As the email clears the queue, it enters the Internet network cloud, where it is
routed along a host-to-host chain of servers. Each MTA in the Internet network
cloud needs to "stop and ask directions" from the Domain Name System
(DNS) in order to identify the next MTA in the delivery chain. The exact route
depends partly on server availability and mostly on which MTA can be found
to accept email for the domain specified in the address. Most email takes a
path that is dependent on server availability, so a pair of messages originating
from the same host and addressed to the same receiving host could take
different paths. These days, it's mostly spammers that specify any part of the
path, deliberately routing their message through a series of relay servers in an
attempt to obscure the true origin of the message.
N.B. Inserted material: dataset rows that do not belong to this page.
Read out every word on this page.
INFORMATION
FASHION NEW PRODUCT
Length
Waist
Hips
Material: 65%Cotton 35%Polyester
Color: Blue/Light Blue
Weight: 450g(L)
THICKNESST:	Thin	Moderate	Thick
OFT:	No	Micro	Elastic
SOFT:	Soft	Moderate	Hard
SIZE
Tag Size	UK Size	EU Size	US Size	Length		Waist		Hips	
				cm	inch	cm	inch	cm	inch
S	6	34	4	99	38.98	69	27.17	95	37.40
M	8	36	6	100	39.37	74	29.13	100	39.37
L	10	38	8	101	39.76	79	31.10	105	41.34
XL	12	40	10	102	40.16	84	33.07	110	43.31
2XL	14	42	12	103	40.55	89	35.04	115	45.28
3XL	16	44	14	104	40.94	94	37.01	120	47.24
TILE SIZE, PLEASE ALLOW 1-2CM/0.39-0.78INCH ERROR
To find the recipient's IP address and mailbox, the MTA must drill down
through the Domain Name System (DNS), which consists of a set of servers
distributed across the Internet. Beginning with the root name servers at the
top-level domain (.tld), then domain name servers that handle requests for
domains within that .tld, and eventually to name servers that know about the
local domain
Step F: Firewalls, Spam and Virus Filters
The transfer process described in the last step is somewhat
simplified. An email may be transferred to more than one MTA within a
network cloud and is likely to be passed to at least one firewall before it
reaches it's destination.

An email encountering a firewall may be tested by spam and virus
filters before it is allowed to pass inside the firewall. These filters test to see
if the message qualifies as spam or malware. If the message contains
malware, the file is usually quarantined and the sender is notified. If the
message is identified as spam, it will probably be deleted without notifying
the sender.

Spam is difficult to detect because it can assume so many different
forms, so spam filters test on a broad set of criteria and tend to misclassify a
significant number of messages as spam, particularly messages from
mailing lists. When an email from a list or other automated source seems to
have vanished somewhere in the network cloud, the culprit is usually a spam
filter at the receiver's ISP or company. This explained in greater detail in
Virus Scanning and Spam Blocking.
In the diagram, the email makes it past the hazards of the spam,
and is accepted for delivery by the receiver's MTA. The MTA calls a local MDA
to deliver the mail to the correct mailbox, where it will sit until it is retrieved by
the recipient's MUA.
Documents that define email standards are called "Request For Comments
(RFCs)", and are available on the Internet through the Internet Engineering
Task Force (IETF) website. There are many RFCs and they form a somewhat
complex, interlocking set of standards, but they are a font of information for
anyone interested in gaining a deeper understanding of email.